April’s mother passed away in August 2017 and was only 52 years old. Almost immediately after her passing, April felt this desire to keep her memory alive and honor her by participating in events and challenges that stimulate multiple myeloma cancer research. Since August 2017, she has joined friends in 5K MMRFs, tower climbs, mountain climbs and now this Alaska trek, all while raising thousands of dollars for a cure. This will be her second challenge with Moving Mountains for Multiple Myeloma and she is thrilled to be a part of this team.
âThe training for this event is a big challenge, but nothing compared to the challenges faced by patients with multiple myeloma. I saw my mother struggle to do the most basic things. Walking, getting up easily, holding a spoon, brushing his teeth, rolling over in bed … all the things that caused him a lot of pain and frustration. As she struggled, I remember her saying, “I used to be able to do this …” in such a downcast tone. It was heartbreaking to watch her suffer. I think about it when I wonder if I am up to this challenge. If she could do this, I can do it! âSaid April.
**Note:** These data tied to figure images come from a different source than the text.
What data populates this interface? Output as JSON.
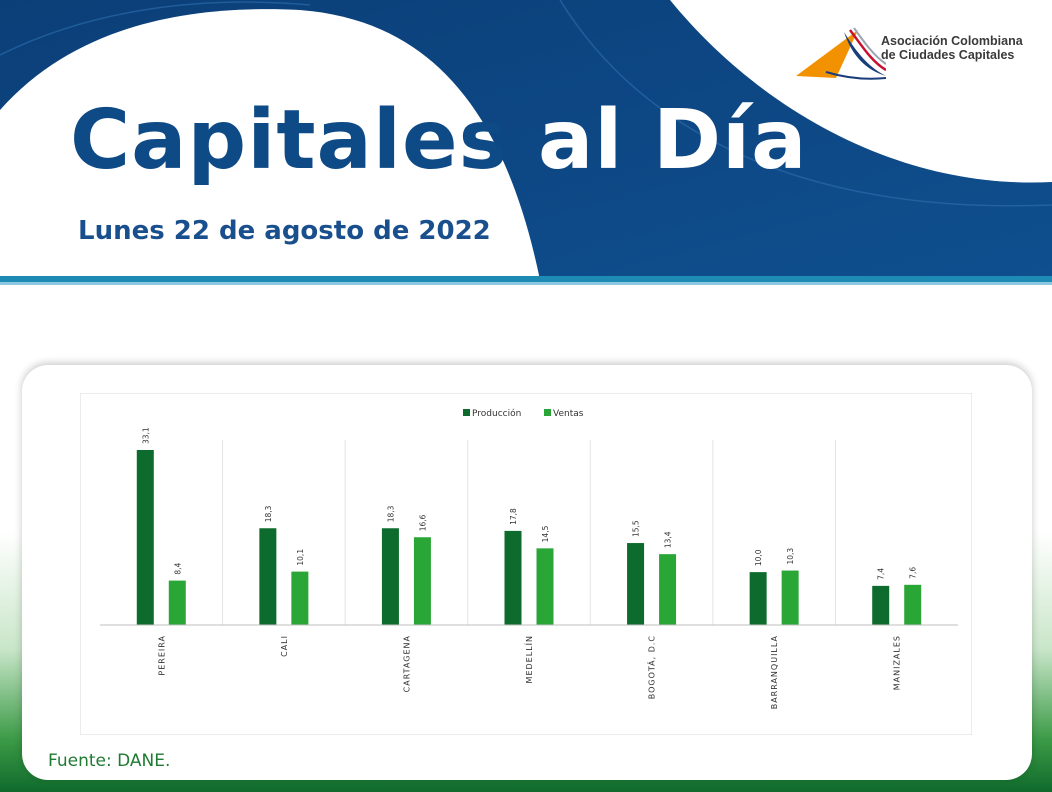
{
  "header": {
    "title_part1": "Capitales",
    "title_part2": "al Día",
    "date": "Lunes 22 de agosto de 2022",
    "logo_text_line1": "Asociación Colombiana",
    "logo_text_line2": "de Ciudades Capitales",
    "colors": {
      "navy": "#0e4a86",
      "teal": "#1d8bb4",
      "logo_orange": "#f39200"
    }
  },
  "source": "Fuente: DANE.",
  "colors": {
    "produccion": "#0d6b2e",
    "ventas": "#2aa637",
    "footer_green": "#1f7a32"
  },
  "chart_data": {
    "type": "bar",
    "categories": [
      "PEREIRA",
      "CALI",
      "CARTAGENA",
      "MEDELLÍN",
      "BOGOTÁ, D.C",
      "BARRANQUILLA",
      "MANIZALES"
    ],
    "series": [
      {
        "name": "Producción",
        "values": [
          33.1,
          18.3,
          18.3,
          17.8,
          15.5,
          10.0,
          7.4
        ],
        "labels": [
          "33,1",
          "18,3",
          "18,3",
          "17,8",
          "15,5",
          "10,0",
          "7,4"
        ]
      },
      {
        "name": "Ventas",
        "values": [
          8.4,
          10.1,
          16.6,
          14.5,
          13.4,
          10.3,
          7.6
        ],
        "labels": [
          "8,4",
          "10,1",
          "16,6",
          "14,5",
          "13,4",
          "10,3",
          "7,6"
        ]
      }
    ],
    "title": "",
    "xlabel": "",
    "ylabel": "",
    "ylim": [
      0,
      33.1
    ],
    "legend": "top",
    "grid": false
  }
}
April is not an avid hiker, but being with a group that pushes her to continue hiking is an incredible feeling. MM4MM is so important to her because it gives her the chance to talk about my mother, to share her journey and her struggles. This event gives her hope that current and future patients will overcome this disease thanks to advances in cancer research.
âMultiple myeloma is the second most common form of blood cancer. Each year, more than 30,000 people are diagnosed with multiple myeloma and approximately 12,000 are expected to die from it each year. I am proud to be part of ACTION which helps fund and fuel important research: Thanks to the important work of the MMRF and our partners, the FDA has approved ELEVEN new treatments in the time it usually takes for ONE new drug hits the market. There are more processing options in the pipeline. is so important because myeloma is a tricky disease that transforms over treatment, which means patients often need new treatment options when they relapse “
April looks forward to the fellowship, the stories, the connections and the magnificent views, but more than anything, she is thrilled to be brave like Brenda.